Designing clarity for chronic condition users.
Apple Health knows everything. It explains nothing.
Apple Health tracks more health data than any other consumer app out there. Heart rate, blood oxygen, sleep, blood glucose, blood pressure, activity — all tracked, all stored, all shown in charts. But showing you charts isn't the same as telling you what they mean.
For people managing chronic conditions — diabetes, high blood pressure, heart disease — this app is part of their daily routine. They open it every morning, look at the numbers, and close it without really knowing if today's a good day or a bad day.
Apple Health shows you data. It doesn't explain it. For the people who need it most, that gap between seeing numbers and understanding them is the whole problem.
"I check my numbers every morning but I still don't know if I'm doing okay."
It calls itself a health companion. It's really a spreadsheet.
I started by going through Apple's own design guidelines for Health & Fitness. Apple describes Health as a "personal health companion." Right now it's more like a personal health spreadsheet.

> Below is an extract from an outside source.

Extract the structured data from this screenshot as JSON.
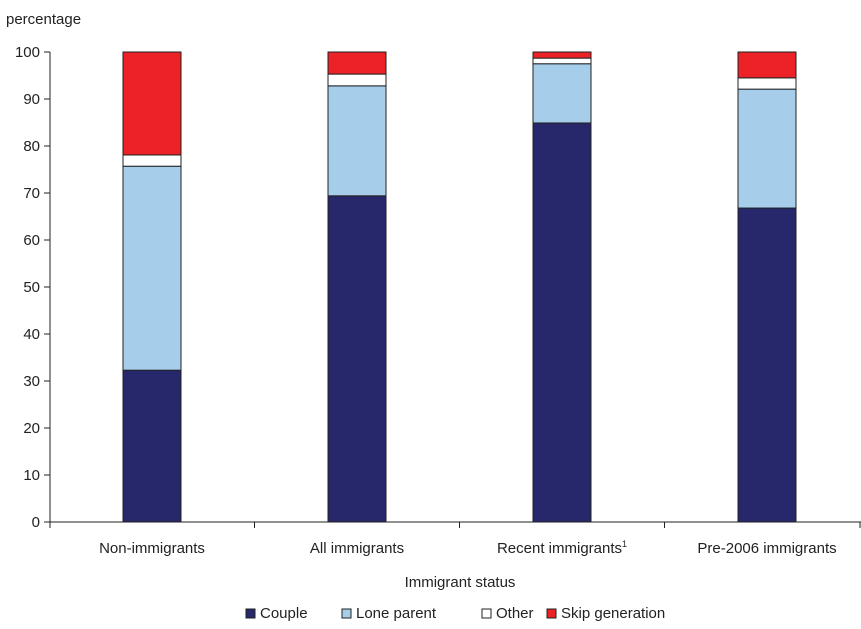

I looked at what Oura, Whoop, Garmin Connect, and Google Health Studies are doing. The pattern was obvious: every competitor that got better reviews moved from showing charts to telling you what the charts mean. Oura's "Readiness Score" and Whoop's "Recovery" number both take complicated data and boil it down to one thing you can understand.
I went through 300+ App Store reviews and the same complaint kept coming up: "I have all this data but I don't know what it means." People don't want more data — they want someone to tell them what it means.
People with chronic conditions don't need more charts — they need to know if their numbers are okay. A blood pressure of 138/88 doesn't mean anything if you don't know what's normal for you.
Oura, Whoop, and Garmin all started leading with simple summaries instead of charts. Google Health Studies does it too. The whole industry has moved on — Apple hasn't.
The app uses alarming red colours on data that isn't actually alarming. People with high blood pressure say the app makes them feel worse, not more informed. Colour should mean something, not just look scary.
Two people. Very real stakes.
Jamie, 44, has Type 2 diabetes. Opens Apple Health every morning. Tracks with an Apple Watch and checks blood glucose with a Libre sensor. The one question Jamie has every day: "Am I doing okay or do I need to be careful?"
Jamie doesn't want more data. Jamie wants one screen that says: you're on track, or you're not — and if not, here's one thing that might help. Right now the app shows Jamie 14 different metric cards. Not a single one answers the question.
The other group: Retirees (60–75) recovering from heart issues. Their doctor told them to "track their numbers." They do, religiously — but they have no idea what the numbers actually mean. They want reassurance, not complexity.
Following Apple's rules, then going further.
I explored three different approaches to bridging the gap between seeing data and understanding it:
Direction A: Daily Summary Card — A new main screen that tells you how you're doing in plain language. "Your sleep was good. Blood glucose is in your normal range. Activity is a bit low today." One screen, one glance, you get it.
Direction B: Personal Baseline Cards — Redesigned metric cards that show your personal normal range, not the average person's. A reading that looks "low" for most people might be totally normal for Jamie. Your numbers, your context.
Direction C: Weekly Summary — A once-a-week recap that spots trends and suggests small actions. "This week your blood glucose was 8% higher than your usual. Your evening walks helped — maybe squeeze in one more this week."
"It's not one screen — it's layers. Quick summary for the morning check, detail when you're curious, weekly recap when you want the bigger picture."
I ended up using all three ideas as layers: Daily Summary (quick morning glance) → Personal Baseline Cards (when you want the detail) → Weekly Recap (for the bigger picture). Each layer fits a different moment and how much time you have. Together, they actually help you understand your health.
A morning screen that tells you how you're doing in plain language — not just what your numbers are. Colour only shows up when it actually means something.
Colour that means something — only used when a number is actually outside your range. No false alarms, no unnecessary anxiety.
Your normal range, not the average person's. "Within your range" replaces raw numbers that don't mean much on their own.
Three new components — Summary Card, Range Indicator, Trend Chip — all built to fit Apple's existing design system with full documentation.
The designed experience.
A health app that tells you what your numbers mean so you don't have to guess.
This project showed me that Apple Health's problem isn't a data problem — it's a design problem. The data is all there. The smarts are all there. What's missing is the part that turns raw numbers into something a person can actually understand.
The layered approach (Summary → Detail → Weekly Recap) works for people with different amounts of time and different anxiety levels. The calmer colour system stops the app from scaring people unnecessarily. And all the new components use Apple's own design system — no external fonts, no custom colours, nothing that breaks the rules.
What I'd Do Differently
Red means different things in different cultures, and with health data that matters a lot. I'd want to do more research on that before locking in the colour system, especially for something as global as Apple. Also, the plain-language summaries are basically health advice — "a short walk would help" crosses a line that would need medical and legal review before shipping.